Scaling Face Interaction Graph Networks to Real World Scenes
Tatiana Lopez-Guevara, Yulia Rubanova, William F. Whitney, Tobias Pfaff, Kimberly Stachenfeld, Kelsey R. Allen
TL;DR
The paper tackles the difficulty of scaling learned graph-based rigid-body simulators to complex real-world scenes and perceptual inputs. It introduces FIGNet*, a memory-efficient variant of FIGNet that removes surface mesh edges, enabling training on more intricate geometries while preserving trajectory accuracy. A perception bridge using Neural Radiance Fields (NeRF) is built to convert real scenes into meshes and to render FIGNet* rollouts by editing NeRF volumes with predicted object transforms.

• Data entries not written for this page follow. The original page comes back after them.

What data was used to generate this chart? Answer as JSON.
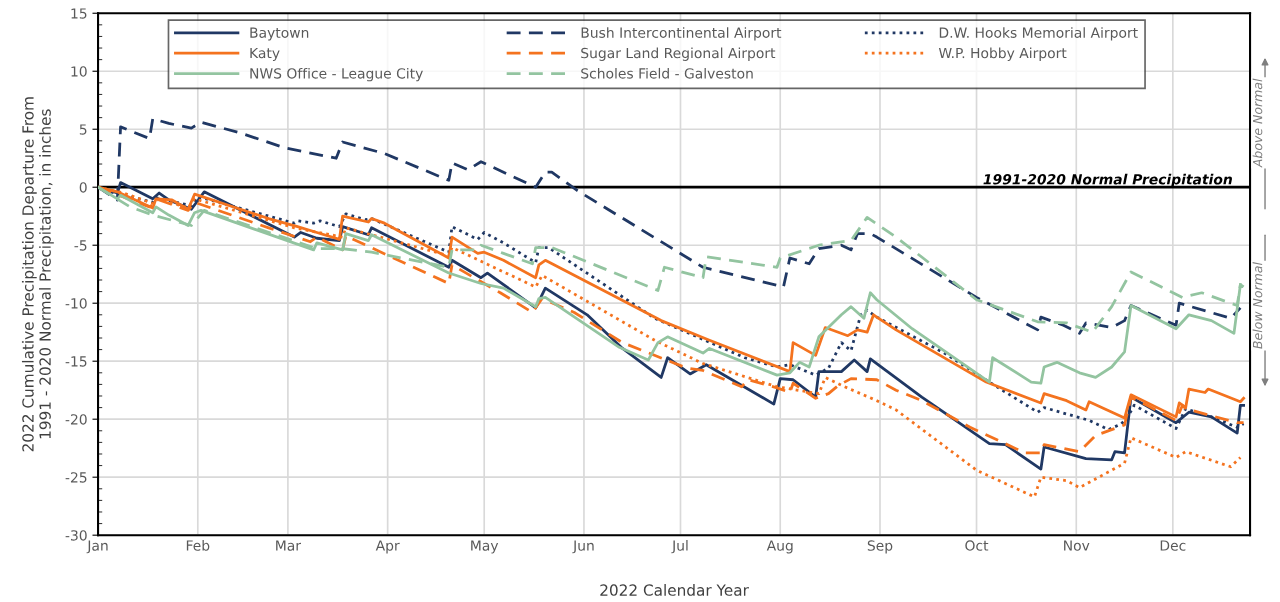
{
  "chart_data": {
    "type": "line",
    "xlabel": "2022 Calendar Year",
    "ylabel": "2022 Cumulative Precipitation Departure From\n1991 - 2020 Normal Precipitation, in inches",
    "xlim": [
      "2022-01-01",
      "2022-12-25"
    ],
    "xticks": [
      {
        "value": "2022-01-01",
        "label": "Jan"
      },
      {
        "value": "2022-02-01",
        "label": "Feb"
      },
      {
        "value": "2022-03-01",
        "label": "Mar"
      },
      {
        "value": "2022-04-01",
        "label": "Apr"
      },
      {
        "value": "2022-05-01",
        "label": "May"
      },
      {
        "value": "2022-06-01",
        "label": "Jun"
      },
      {
        "value": "2022-07-01",
        "label": "Jul"
      },
      {
        "value": "2022-08-01",
        "label": "Aug"
      },
      {
        "value": "2022-09-01",
        "label": "Sep"
      },
      {
        "value": "2022-10-01",
        "label": "Oct"
      },
      {
        "value": "2022-11-01",
        "label": "Nov"
      },
      {
        "value": "2022-12-01",
        "label": "Dec"
      }
    ],
    "ylim": [
      -30,
      15
    ],
    "yticks": [
      -30,
      -25,
      -20,
      -15,
      -10,
      -5,
      0,
      5,
      10,
      15
    ],
    "grid": true,
    "legend": "top",
    "marker": "none",
    "ref_lines": [
      {
        "axis": "y",
        "value": 0,
        "label": "1991-2020 Normal Precipitation",
        "color": "#000000"
      }
    ],
    "annotations": [
      "Above Normal",
      "Below Normal"
    ],
    "series": [
      {
        "name": "Baytown",
        "color": "#203864",
        "line_style": "solid",
        "x": [
          "2022-01-01",
          "2022-01-07",
          "2022-01-08",
          "2022-01-18",
          "2022-01-20",
          "2022-01-23",
          "2022-01-30",
          "2022-02-03",
          "2022-03-03",
          "2022-03-05",
          "2022-03-10",
          "2022-03-17",
          "2022-03-18",
          "2022-03-26",
          "2022-03-27",
          "2022-04-20",
          "2022-04-21",
          "2022-04-30",
          "2022-05-02",
          "2022-05-17",
          "2022-05-20",
          "2022-06-02",
          "2022-06-13",
          "2022-06-25",
          "2022-06-27",
          "2022-07-04",
          "2022-07-09",
          "2022-07-30",
          "2022-08-01",
          "2022-08-05",
          "2022-08-12",
          "2022-08-13",
          "2022-08-20",
          "2022-08-24",
          "2022-08-28",
          "2022-08-29",
          "2022-09-14",
          "2022-10-05",
          "2022-10-10",
          "2022-10-21",
          "2022-10-22",
          "2022-11-04",
          "2022-11-12",
          "2022-11-13",
          "2022-11-16",
          "2022-11-18",
          "2022-12-02",
          "2022-12-06",
          "2022-12-13",
          "2022-12-21",
          "2022-12-22",
          "2022-12-23"
        ],
        "values": [
          0,
          -0.5,
          0.4,
          -1.0,
          -0.5,
          -1.1,
          -1.9,
          -0.4,
          -4.3,
          -3.9,
          -4.4,
          -4.6,
          -3.4,
          -4.1,
          -3.5,
          -6.9,
          -6.3,
          -7.8,
          -7.4,
          -10.4,
          -8.7,
          -11.0,
          -13.9,
          -16.4,
          -14.7,
          -16.1,
          -15.3,
          -18.7,
          -16.5,
          -16.6,
          -18.1,
          -15.9,
          -15.9,
          -14.9,
          -15.9,
          -14.8,
          -18.1,
          -22.1,
          -22.2,
          -24.3,
          -22.4,
          -23.4,
          -23.5,
          -22.8,
          -22.9,
          -18.1,
          -20.3,
          -19.4,
          -19.8,
          -21.2,
          -18.8,
          -18.8
        ]
      },
      {
        "name": "Bush Intercontinental Airport",
        "color": "#203864",
        "line_style": "dashed",
        "x": [
          "2022-01-01",
          "2022-01-07",
          "2022-01-08",
          "2022-01-17",
          "2022-01-18",
          "2022-01-23",
          "2022-01-30",
          "2022-02-02",
          "2022-02-14",
          "2022-02-28",
          "2022-03-16",
          "2022-03-18",
          "2022-03-31",
          "2022-04-20",
          "2022-04-21",
          "2022-04-26",
          "2022-04-30",
          "2022-05-17",
          "2022-05-20",
          "2022-05-22",
          "2022-05-30",
          "2022-07-08",
          "2022-08-02",
          "2022-08-04",
          "2022-08-10",
          "2022-08-13",
          "2022-08-20",
          "2022-08-23",
          "2022-08-25",
          "2022-08-29",
          "2022-08-31",
          "2022-10-01",
          "2022-10-20",
          "2022-10-21",
          "2022-10-28",
          "2022-11-02",
          "2022-11-04",
          "2022-11-12",
          "2022-11-16",
          "2022-11-18",
          "2022-12-02",
          "2022-12-03",
          "2022-12-19",
          "2022-12-22"
        ],
        "values": [
          0,
          -1.1,
          5.2,
          4.2,
          5.9,
          5.5,
          5.1,
          5.6,
          4.7,
          3.4,
          2.5,
          3.9,
          2.9,
          0.6,
          2.1,
          1.5,
          2.2,
          0,
          1.3,
          1.3,
          -0.3,
          -6.9,
          -8.6,
          -6.1,
          -6.6,
          -5.3,
          -5.0,
          -5.4,
          -4.0,
          -4.0,
          -4.3,
          -9.5,
          -12.3,
          -11.2,
          -11.9,
          -12.6,
          -11.7,
          -12.1,
          -11.5,
          -10.2,
          -11.9,
          -10.0,
          -11.3,
          -10.4
        ]
      },
      {
        "name": "D.W. Hooks Memorial Airport",
        "color": "#203864",
        "line_style": "dotted",
        "x": [
          "2022-01-01",
          "2022-01-02",
          "2022-01-18",
          "2022-01-19",
          "2022-01-30",
          "2022-02-01",
          "2022-03-03",
          "2022-03-04",
          "2022-03-09",
          "2022-03-11",
          "2022-03-17",
          "2022-03-19",
          "2022-03-25",
          "2022-03-27",
          "2022-04-20",
          "2022-04-21",
          "2022-04-29",
          "2022-05-01",
          "2022-05-07",
          "2022-05-17",
          "2022-05-18",
          "2022-05-21",
          "2022-06-23",
          "2022-07-21",
          "2022-07-31",
          "2022-08-04",
          "2022-08-12",
          "2022-08-16",
          "2022-08-20",
          "2022-08-23",
          "2022-08-26",
          "2022-08-28",
          "2022-08-31",
          "2022-09-21",
          "2022-10-05",
          "2022-10-20",
          "2022-10-22",
          "2022-11-05",
          "2022-11-11",
          "2022-11-15",
          "2022-11-17",
          "2022-11-19",
          "2022-12-02",
          "2022-12-05",
          "2022-12-13",
          "2022-12-21",
          "2022-12-23"
        ],
        "values": [
          0,
          -0.2,
          -1.3,
          -0.9,
          -1.6,
          -0.8,
          -3.1,
          -2.9,
          -3.1,
          -2.9,
          -3.4,
          -2.3,
          -2.8,
          -2.7,
          -5.6,
          -3.4,
          -4.5,
          -3.9,
          -4.8,
          -6.5,
          -5.2,
          -5.2,
          -11.3,
          -14.7,
          -15.5,
          -15.3,
          -16.2,
          -15.6,
          -13.4,
          -14.1,
          -11.0,
          -10.6,
          -11.2,
          -14.3,
          -16.8,
          -19.4,
          -19.0,
          -20.1,
          -20.9,
          -20.4,
          -19.8,
          -18.8,
          -20.8,
          -19.1,
          -19.8,
          -20.7,
          -20.4
        ]
      },
      {
        "name": "Katy",
        "color": "#f4731f",
        "line_style": "solid",
        "x": [
          "2022-01-01",
          "2022-01-07",
          "2022-01-18",
          "2022-01-19",
          "2022-01-24",
          "2022-01-29",
          "2022-01-31",
          "2022-02-23",
          "2022-03-04",
          "2022-03-10",
          "2022-03-17",
          "2022-03-18",
          "2022-03-26",
          "2022-03-27",
          "2022-03-31",
          "2022-04-20",
          "2022-04-21",
          "2022-04-29",
          "2022-05-01",
          "2022-05-07",
          "2022-05-17",
          "2022-05-18",
          "2022-05-20",
          "2022-06-25",
          "2022-07-10",
          "2022-08-04",
          "2022-08-05",
          "2022-08-12",
          "2022-08-15",
          "2022-08-22",
          "2022-08-25",
          "2022-08-28",
          "2022-08-30",
          "2022-08-31",
          "2022-09-06",
          "2022-10-04",
          "2022-10-21",
          "2022-10-22",
          "2022-10-29",
          "2022-11-04",
          "2022-11-05",
          "2022-11-16",
          "2022-11-18",
          "2022-12-02",
          "2022-12-03",
          "2022-12-05",
          "2022-12-06",
          "2022-12-11",
          "2022-12-12",
          "2022-12-22",
          "2022-12-23"
        ],
        "values": [
          0,
          -0.4,
          -1.8,
          -1.0,
          -1.1,
          -1.9,
          -0.6,
          -2.7,
          -3.4,
          -3.9,
          -4.5,
          -2.5,
          -3.0,
          -2.7,
          -3.1,
          -6.1,
          -4.3,
          -5.7,
          -5.6,
          -6.3,
          -7.8,
          -6.7,
          -6.3,
          -11.5,
          -13.2,
          -15.9,
          -13.4,
          -14.5,
          -12.1,
          -12.8,
          -12.3,
          -12.5,
          -11.0,
          -11.2,
          -12.3,
          -16.8,
          -18.6,
          -17.8,
          -18.4,
          -19.2,
          -18.5,
          -19.9,
          -17.9,
          -19.8,
          -18.6,
          -19.0,
          -17.4,
          -17.7,
          -17.4,
          -18.5,
          -18.2
        ]
      },
      {
        "name": "Sugar Land Regional Airport",
        "color": "#f4731f",
        "line_style": "dashed",
        "x": [
          "2022-01-01",
          "2022-01-17",
          "2022-01-20",
          "2022-01-29",
          "2022-01-31",
          "2022-02-23",
          "2022-03-08",
          "2022-03-10",
          "2022-03-18",
          "2022-03-19",
          "2022-04-20",
          "2022-04-21",
          "2022-05-06",
          "2022-05-16",
          "2022-05-19",
          "2022-05-29",
          "2022-06-13",
          "2022-07-03",
          "2022-07-08",
          "2022-07-20",
          "2022-07-22",
          "2022-07-31",
          "2022-08-04",
          "2022-08-05",
          "2022-08-12",
          "2022-08-16",
          "2022-08-19",
          "2022-08-23",
          "2022-08-31",
          "2022-09-06",
          "2022-09-14",
          "2022-09-29",
          "2022-10-16",
          "2022-10-21",
          "2022-10-22",
          "2022-11-02",
          "2022-11-07",
          "2022-11-12",
          "2022-11-16",
          "2022-11-18",
          "2022-12-02",
          "2022-12-04",
          "2022-12-05",
          "2022-12-21",
          "2022-12-23"
        ],
        "values": [
          0,
          -1.7,
          -1.1,
          -2.0,
          -1.3,
          -3.5,
          -4.7,
          -4.3,
          -5.4,
          -4.2,
          -8.3,
          -6.7,
          -9.1,
          -10.8,
          -9.6,
          -10.8,
          -13.4,
          -15.6,
          -15.8,
          -17.2,
          -16.6,
          -17.3,
          -17.7,
          -16.9,
          -18.2,
          -17.8,
          -17.1,
          -16.5,
          -16.6,
          -17.5,
          -18.4,
          -20.7,
          -22.9,
          -22.9,
          -22.2,
          -22.8,
          -21.4,
          -20.9,
          -20.5,
          -18.1,
          -20.1,
          -18.8,
          -19.1,
          -20.3,
          -20.3
        ]
      },
      {
        "name": "W.P. Hobby Airport",
        "color": "#f4731f",
        "line_style": "dotted",
        "x": [
          "2022-01-01",
          "2022-01-09",
          "2022-01-18",
          "2022-01-20",
          "2022-01-29",
          "2022-01-31",
          "2022-03-03",
          "2022-03-18",
          "2022-03-19",
          "2022-04-20",
          "2022-04-21",
          "2022-05-07",
          "2022-05-17",
          "2022-05-19",
          "2022-06-23",
          "2022-07-08",
          "2022-07-31",
          "2022-08-13",
          "2022-08-15",
          "2022-08-21",
          "2022-08-31",
          "2022-09-06",
          "2022-10-01",
          "2022-10-19",
          "2022-10-21",
          "2022-10-29",
          "2022-11-02",
          "2022-11-06",
          "2022-11-12",
          "2022-11-16",
          "2022-11-18",
          "2022-12-02",
          "2022-12-05",
          "2022-12-19",
          "2022-12-22"
        ],
        "values": [
          0,
          -0.5,
          -1.4,
          -1.0,
          -1.8,
          -1.0,
          -3.5,
          -4.3,
          -3.5,
          -5.9,
          -5.2,
          -7.3,
          -8.6,
          -7.6,
          -13.2,
          -15.2,
          -17.2,
          -17.8,
          -16.4,
          -17.2,
          -18.4,
          -19.2,
          -24.4,
          -26.7,
          -25.0,
          -25.3,
          -25.9,
          -25.3,
          -24.4,
          -23.8,
          -21.6,
          -23.3,
          -22.8,
          -24.1,
          -23.3
        ]
      },
      {
        "name": "NWS Office - League City",
        "color": "#93c4a0",
        "line_style": "solid",
        "x": [
          "2022-01-01",
          "2022-01-07",
          "2022-01-08",
          "2022-01-18",
          "2022-01-19",
          "2022-01-23",
          "2022-01-29",
          "2022-01-31",
          "2022-02-02",
          "2022-03-09",
          "2022-03-10",
          "2022-03-18",
          "2022-03-19",
          "2022-03-26",
          "2022-03-27",
          "2022-04-20",
          "2022-04-30",
          "2022-05-07",
          "2022-05-17",
          "2022-05-18",
          "2022-05-20",
          "2022-06-12",
          "2022-06-21",
          "2022-06-24",
          "2022-06-27",
          "2022-07-08",
          "2022-07-10",
          "2022-07-31",
          "2022-08-04",
          "2022-08-07",
          "2022-08-10",
          "2022-08-13",
          "2022-08-20",
          "2022-08-23",
          "2022-08-27",
          "2022-08-29",
          "2022-08-31",
          "2022-09-11",
          "2022-10-05",
          "2022-10-06",
          "2022-10-18",
          "2022-10-21",
          "2022-10-22",
          "2022-10-26",
          "2022-11-02",
          "2022-11-07",
          "2022-11-12",
          "2022-11-16",
          "2022-11-18",
          "2022-12-02",
          "2022-12-06",
          "2022-12-13",
          "2022-12-20",
          "2022-12-22"
        ],
        "values": [
          0,
          -1.0,
          -0.7,
          -2.2,
          -1.7,
          -2.4,
          -3.3,
          -2.2,
          -2.0,
          -5.4,
          -4.8,
          -5.4,
          -4.0,
          -4.6,
          -4.1,
          -7.4,
          -8.3,
          -8.7,
          -10.3,
          -9.6,
          -9.5,
          -13.8,
          -14.9,
          -13.4,
          -12.9,
          -14.3,
          -13.9,
          -16.2,
          -16.0,
          -15.1,
          -15.5,
          -12.9,
          -11.0,
          -10.3,
          -11.3,
          -9.1,
          -9.7,
          -12.2,
          -16.8,
          -14.7,
          -16.8,
          -16.9,
          -15.5,
          -15.1,
          -16.0,
          -16.4,
          -15.5,
          -14.2,
          -10.2,
          -12.2,
          -11.0,
          -11.5,
          -12.6,
          -8.4
        ]
      },
      {
        "name": "Scholes Field - Galveston",
        "color": "#93c4a0",
        "line_style": "dashed",
        "x": [
          "2022-01-01",
          "2022-01-11",
          "2022-01-18",
          "2022-01-30",
          "2022-02-03",
          "2022-03-10",
          "2022-03-18",
          "2022-03-27",
          "2022-04-20",
          "2022-04-21",
          "2022-04-29",
          "2022-04-30",
          "2022-05-07",
          "2022-05-16",
          "2022-05-17",
          "2022-05-22",
          "2022-06-24",
          "2022-06-26",
          "2022-07-08",
          "2022-07-09",
          "2022-07-31",
          "2022-08-01",
          "2022-08-13",
          "2022-08-23",
          "2022-08-28",
          "2022-09-06",
          "2022-10-01",
          "2022-10-20",
          "2022-10-29",
          "2022-11-06",
          "2022-11-12",
          "2022-11-18",
          "2022-12-04",
          "2022-12-10",
          "2022-12-21",
          "2022-12-22",
          "2022-12-23"
        ],
        "values": [
          0,
          -1.7,
          -2.4,
          -3.3,
          -2.0,
          -5.3,
          -5.3,
          -5.6,
          -6.9,
          -5.4,
          -5.4,
          -5.0,
          -5.7,
          -6.6,
          -5.2,
          -5.2,
          -8.9,
          -6.9,
          -7.8,
          -6.0,
          -6.9,
          -6.1,
          -5.0,
          -4.6,
          -2.6,
          -4.3,
          -9.7,
          -11.6,
          -11.7,
          -12.5,
          -10.3,
          -7.3,
          -9.5,
          -9.1,
          -10.2,
          -8.4,
          -8.6
        ]
      }
    ]
  }
}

On synthetic Kubric datasets, FIGNet* achieves major memory and speed gains with similar accuracy, and qualitative real-world demonstrations show plausible dynamics when driven by perception-derived geometry. This work widens the applicability of learned simulators to perception-only inference, with potential impact on robotics, graphics, and design workflows.
Abstract
Accurately simulating real world object dynamics is essential for various applications such as robotics, engineering, graphics, and design. To better capture complex real dynamics such as contact and friction, learned simulators based on graph networks have recently shown great promise. However, applying these learned simulators to real scenes comes with two major challenges: first, scaling learned simulators to handle the complexity of real world scenes which can involve hundreds of objects each with complicated 3D shapes, and second, handling inputs from perception rather than 3D state information. Here we introduce a method which substantially reduces the memory required to run graph-based learned simulators. Based on this memory-efficient simulation model, we then present a perceptual interface in the form of editable NeRFs which can convert real-world scenes into a structured representation that can be processed by graph network simulator. We show that our method uses substantially less memory than previous graph-based simulators while retaining their accuracy, and that the simulators learned in synthetic environments can be applied to real world scenes captured from multiple camera angles. This paves the way for expanding the application of learned simulators to settings where only perceptual information is available at inference time.